A LoyaltyLobby reader sent us a question regarding international entry requirements and who ultimately bears the responsibility if a person is not admitted to a country.
Here’s the question from the reader:
Hi John, with the complicated travel documentation requirements due to covid today, if you get accepted wrongly by an airline and denied entry to your destination.
Is it right to say “the airline should have stopped me as it is their job to check my documents at check-in?” or is it solely the responsibility of the traveller?
The short version is that the passenger is always responsible for holding the correct documents to be admissible to the destination country.
Airlines can be fined if they bring passengers to a country without the needed documents for entry. However, they don’t get fined if you are inadmissible for any other reason, or the immigration agent just decides that you don’t fulfill the entry requirements, such as likely going to overstay or work illegally.
I was chatting with a Finnair agent when I flew from Oulu to Tallinn via Helsinki, who told me that they could no longer rely on Timatic, a service from IATA that is used by airlines and travel agents to ensure that the passengers fulfill the document and health requirements for the transit and destinations countries, but rather to rely on other paper documents that get updated regularly.
The entry requirements from Finland to Estonia had just changed that morning, I was checking in at around 5 AM, but I knew already a couple of days earlier what they were going to be.
You have to be very careful with the destination country’s entry requirements and what transit ones need, such as UAE (Abu Dhabi) and Singapore (both require PCR-RT tests for transit passengers even when the destination country doesn’t).

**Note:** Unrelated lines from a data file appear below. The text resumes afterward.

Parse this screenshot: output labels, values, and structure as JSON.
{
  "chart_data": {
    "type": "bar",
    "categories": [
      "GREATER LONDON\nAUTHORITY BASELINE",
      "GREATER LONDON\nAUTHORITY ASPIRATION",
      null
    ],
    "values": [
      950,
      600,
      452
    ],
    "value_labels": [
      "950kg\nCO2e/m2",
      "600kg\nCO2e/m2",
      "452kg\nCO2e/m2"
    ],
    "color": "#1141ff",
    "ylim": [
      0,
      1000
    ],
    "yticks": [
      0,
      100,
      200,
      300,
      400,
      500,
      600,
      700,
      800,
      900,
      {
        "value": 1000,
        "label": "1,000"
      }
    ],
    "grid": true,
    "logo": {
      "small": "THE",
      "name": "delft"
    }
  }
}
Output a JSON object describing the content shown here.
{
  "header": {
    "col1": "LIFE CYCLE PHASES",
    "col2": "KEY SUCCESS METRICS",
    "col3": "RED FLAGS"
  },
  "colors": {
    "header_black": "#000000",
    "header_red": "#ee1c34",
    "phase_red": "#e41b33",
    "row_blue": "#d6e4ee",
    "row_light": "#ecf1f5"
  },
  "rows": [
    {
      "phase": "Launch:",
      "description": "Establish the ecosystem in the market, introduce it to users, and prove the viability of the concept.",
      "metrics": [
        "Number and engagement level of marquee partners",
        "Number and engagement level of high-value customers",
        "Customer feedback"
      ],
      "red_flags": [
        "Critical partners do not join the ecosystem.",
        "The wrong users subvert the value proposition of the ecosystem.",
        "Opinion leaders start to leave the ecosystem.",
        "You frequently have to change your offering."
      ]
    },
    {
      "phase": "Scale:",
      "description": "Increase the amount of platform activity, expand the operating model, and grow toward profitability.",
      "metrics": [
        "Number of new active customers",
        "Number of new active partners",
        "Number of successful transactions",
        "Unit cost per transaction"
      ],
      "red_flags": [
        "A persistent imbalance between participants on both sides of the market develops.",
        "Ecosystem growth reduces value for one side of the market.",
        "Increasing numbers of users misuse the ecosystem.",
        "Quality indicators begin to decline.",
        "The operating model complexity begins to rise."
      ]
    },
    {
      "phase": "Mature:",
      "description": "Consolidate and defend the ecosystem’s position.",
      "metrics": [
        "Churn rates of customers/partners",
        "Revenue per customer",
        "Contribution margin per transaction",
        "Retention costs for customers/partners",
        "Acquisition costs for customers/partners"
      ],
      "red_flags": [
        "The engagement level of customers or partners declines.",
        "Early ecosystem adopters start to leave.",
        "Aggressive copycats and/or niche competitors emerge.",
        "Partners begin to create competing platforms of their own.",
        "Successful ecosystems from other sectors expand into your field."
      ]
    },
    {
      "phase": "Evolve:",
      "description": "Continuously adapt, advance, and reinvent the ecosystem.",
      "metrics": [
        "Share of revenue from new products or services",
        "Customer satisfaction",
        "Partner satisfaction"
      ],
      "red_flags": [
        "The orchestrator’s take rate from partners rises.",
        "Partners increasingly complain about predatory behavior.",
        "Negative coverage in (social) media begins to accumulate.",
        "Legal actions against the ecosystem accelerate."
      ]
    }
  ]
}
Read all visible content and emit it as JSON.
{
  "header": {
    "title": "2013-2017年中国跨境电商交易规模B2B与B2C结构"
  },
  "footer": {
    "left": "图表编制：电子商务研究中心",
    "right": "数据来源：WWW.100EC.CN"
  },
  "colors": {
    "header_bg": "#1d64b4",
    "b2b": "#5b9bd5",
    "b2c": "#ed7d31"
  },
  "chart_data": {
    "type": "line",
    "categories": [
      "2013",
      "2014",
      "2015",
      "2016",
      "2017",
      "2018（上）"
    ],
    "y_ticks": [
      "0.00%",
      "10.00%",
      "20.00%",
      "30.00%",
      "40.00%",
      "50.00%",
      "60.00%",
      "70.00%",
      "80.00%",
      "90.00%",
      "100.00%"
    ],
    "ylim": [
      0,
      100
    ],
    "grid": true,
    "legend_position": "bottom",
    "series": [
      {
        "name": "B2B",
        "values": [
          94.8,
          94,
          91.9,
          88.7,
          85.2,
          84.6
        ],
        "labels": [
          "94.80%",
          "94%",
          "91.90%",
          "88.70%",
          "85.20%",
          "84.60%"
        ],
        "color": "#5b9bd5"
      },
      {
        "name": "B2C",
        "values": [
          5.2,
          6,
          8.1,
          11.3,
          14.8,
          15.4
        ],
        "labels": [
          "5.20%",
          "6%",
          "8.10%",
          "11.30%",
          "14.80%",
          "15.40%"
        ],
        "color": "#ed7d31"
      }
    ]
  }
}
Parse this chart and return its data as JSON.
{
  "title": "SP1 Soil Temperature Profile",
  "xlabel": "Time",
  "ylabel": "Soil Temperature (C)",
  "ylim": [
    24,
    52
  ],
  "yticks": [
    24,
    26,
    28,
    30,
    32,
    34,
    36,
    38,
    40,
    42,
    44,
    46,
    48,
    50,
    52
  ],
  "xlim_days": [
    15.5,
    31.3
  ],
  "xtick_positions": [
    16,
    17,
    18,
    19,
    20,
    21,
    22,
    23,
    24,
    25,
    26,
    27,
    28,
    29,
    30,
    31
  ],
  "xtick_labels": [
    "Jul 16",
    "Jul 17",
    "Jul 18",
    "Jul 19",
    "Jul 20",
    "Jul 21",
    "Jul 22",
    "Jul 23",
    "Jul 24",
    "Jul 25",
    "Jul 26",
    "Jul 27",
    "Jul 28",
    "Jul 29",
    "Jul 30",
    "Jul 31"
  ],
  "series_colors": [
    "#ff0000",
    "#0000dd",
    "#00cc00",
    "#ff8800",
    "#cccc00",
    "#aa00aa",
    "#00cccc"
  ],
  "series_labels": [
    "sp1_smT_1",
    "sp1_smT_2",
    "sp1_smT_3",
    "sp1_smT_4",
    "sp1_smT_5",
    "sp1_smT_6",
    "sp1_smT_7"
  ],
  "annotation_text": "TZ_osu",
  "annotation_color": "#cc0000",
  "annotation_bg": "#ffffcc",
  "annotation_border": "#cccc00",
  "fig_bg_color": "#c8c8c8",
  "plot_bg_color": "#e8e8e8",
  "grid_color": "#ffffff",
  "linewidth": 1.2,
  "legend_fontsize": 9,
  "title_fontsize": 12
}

Also, many countries accept a PCR-RT test that is not performed more than 72 hours before the initial departure (many mistakenly believe this is based on the results time – wrong), but Singapore needs one that is not more than 48 hours old.
I have advised our readers not to purchase advance travel to destinations that are not open to them at the time of purchase and not more than a few weeks out, if possible.
The entry and transit requirements can still change with concise notice. They don’t always become less strict like many Americans have found in the past week or so after EU/EEA put them on the more restrictive list. Some bloc countries don’t allow non-citizen/resident arrivals from the US or those who have been in the US in the past 14 days.
It is your responsibility to ensure that you have the proper documents for the destination and transit countries.